Friday, April 17, 2015

The Game that Broke My Win Probability Model

On the eve of the playoffs, I take a look at the most improbable game of the 2014-15 NBA regular season.

Earlier this year, I rolled out an improved version of my NBA win probability model. The new model resulted in better predictive accuracy in out of sample testing. It also reduced the number of "impossible" comebacks. Prior to the upgrade, there were several games in which a team with a win probability of zero ultimately came back to win the game. This would indicate an overconfident model.

After the new model was rolled out, most of those "impossible" comebacks were downgraded to merely "improbable". Except for one.

On November 13, the Memphis Grizzlies trailed the Sacramento Kings by one point, with six seconds left in regulation. With two seconds left, the Grizzlies' Zach Randolph missed a 7 foot shot that would have given Memphis the lead. The Kings' Ben McLemore pulled down the rebound with 0.9 seconds left in the game.

At this point, the Kings have the lead, possession, and just nine tenths of second left on the clock. My win probability model pronounced the Grizzlies dead. Odds of winning: 0%.

McLemore is immediately fouled, but not before 0.3 more seconds tick off the clock. But McLemore misses both free throws and Randolph gets the rebound off the second miss. An additional 0.3 seconds bleed off the clock, but the Grizzlies have a pulse: they have the ball, and 0.3 seconds of game time to do something with it. Their win probability rises, zombie-like, to 5%.

After a timeout that advanced the ball to the Grizzlies side of the court, this happened:

Here is the complete win probability graph:

This game was stupid-ridiculous. The Grizzlies trailed by 26 points early in the second quarter (win probability 6.9%). The deficit was 20 points late in the third (win probability: 1.9%). And with 7:37 left in the fourth quarter, the Grizzlies were behind by 18. Their win probability was a barely finite 0.4%.

You can use the Top Games Finder to find other improbable comebacks for any game over the past four seasons. Filter by team, date, and regular season vs. playoffs.

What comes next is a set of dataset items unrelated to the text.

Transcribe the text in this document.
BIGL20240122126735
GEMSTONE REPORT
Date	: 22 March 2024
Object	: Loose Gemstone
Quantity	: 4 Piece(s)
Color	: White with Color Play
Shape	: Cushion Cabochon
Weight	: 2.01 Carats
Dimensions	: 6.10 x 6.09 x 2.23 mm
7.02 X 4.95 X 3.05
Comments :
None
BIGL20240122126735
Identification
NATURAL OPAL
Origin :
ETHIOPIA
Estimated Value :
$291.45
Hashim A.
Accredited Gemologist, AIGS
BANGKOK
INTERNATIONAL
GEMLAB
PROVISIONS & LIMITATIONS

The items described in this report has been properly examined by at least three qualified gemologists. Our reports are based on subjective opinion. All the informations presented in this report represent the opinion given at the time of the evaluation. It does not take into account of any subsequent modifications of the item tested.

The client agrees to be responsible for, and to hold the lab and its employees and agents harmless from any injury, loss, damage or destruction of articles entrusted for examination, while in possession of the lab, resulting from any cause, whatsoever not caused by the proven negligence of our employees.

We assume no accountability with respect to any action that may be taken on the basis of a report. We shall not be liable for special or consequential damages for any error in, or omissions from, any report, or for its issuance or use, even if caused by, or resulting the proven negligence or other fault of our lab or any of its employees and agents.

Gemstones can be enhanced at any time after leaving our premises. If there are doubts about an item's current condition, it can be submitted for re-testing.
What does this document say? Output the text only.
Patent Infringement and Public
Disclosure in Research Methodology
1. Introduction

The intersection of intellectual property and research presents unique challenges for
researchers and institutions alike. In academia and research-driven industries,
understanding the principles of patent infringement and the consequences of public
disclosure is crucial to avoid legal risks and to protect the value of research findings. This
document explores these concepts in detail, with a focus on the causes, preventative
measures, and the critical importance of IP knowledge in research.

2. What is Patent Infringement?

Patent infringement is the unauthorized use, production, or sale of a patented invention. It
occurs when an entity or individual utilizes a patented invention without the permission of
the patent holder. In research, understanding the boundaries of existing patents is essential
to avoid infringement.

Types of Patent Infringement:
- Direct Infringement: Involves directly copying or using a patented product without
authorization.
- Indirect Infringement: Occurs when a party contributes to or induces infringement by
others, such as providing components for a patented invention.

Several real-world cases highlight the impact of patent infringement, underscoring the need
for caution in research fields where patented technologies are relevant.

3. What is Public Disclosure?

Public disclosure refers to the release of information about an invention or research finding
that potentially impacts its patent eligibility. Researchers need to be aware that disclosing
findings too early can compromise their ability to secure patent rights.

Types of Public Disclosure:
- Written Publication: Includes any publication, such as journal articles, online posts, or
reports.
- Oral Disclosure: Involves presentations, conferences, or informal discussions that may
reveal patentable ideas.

  1. The logistic model your're using for the bulk of the game should never give a 0% win probability estimate. Perhaps there's some oversight in the late game decision tree that you set up to handle the closing moments. (0% isn't an outrageous an estimate for the win probability in that context, but with this example in front of me it seems a little low.)

    I'm a little surprised that the game that should have cost Mark Jackson his job ( is only the third biggest comeback in the game finder.

    1. True. The raw probabilities never go to zero. But since I round to four decimal places, the rounded versions do. So saying my win probability model was "broken" may be a bit dramatic.

      Part of the issue is that my model doesn't have game time at the tenth of second level. So all situations between 1.0 and 0.1 seconds are counted equally (McLemore got the rebound at 0.9 seconds, but the model doesn't know that).

    2. Yeah. There's a world of difference between 0.9 and 0.0. Similarly, there's a world of difference between 1 yard and 1 inch on fourth down in football.

      I do think the win probability there should have been closer to 0.005.

      Two missed free throws is around 1/16, the defensive rebound is around 3/4, and let's say the closing shot is 1/15 for an aggregate of chance of 1/320, and they could still have tied if one free throw went in.

    3. How do you come up with a 1/320 chance, Nate? Just curious

    4. I thought that was clear, just multiply out the fractions:

      1/16 * 3/4 * 1/15 = 1/16 * 1/4 * 1/5 = 1/320.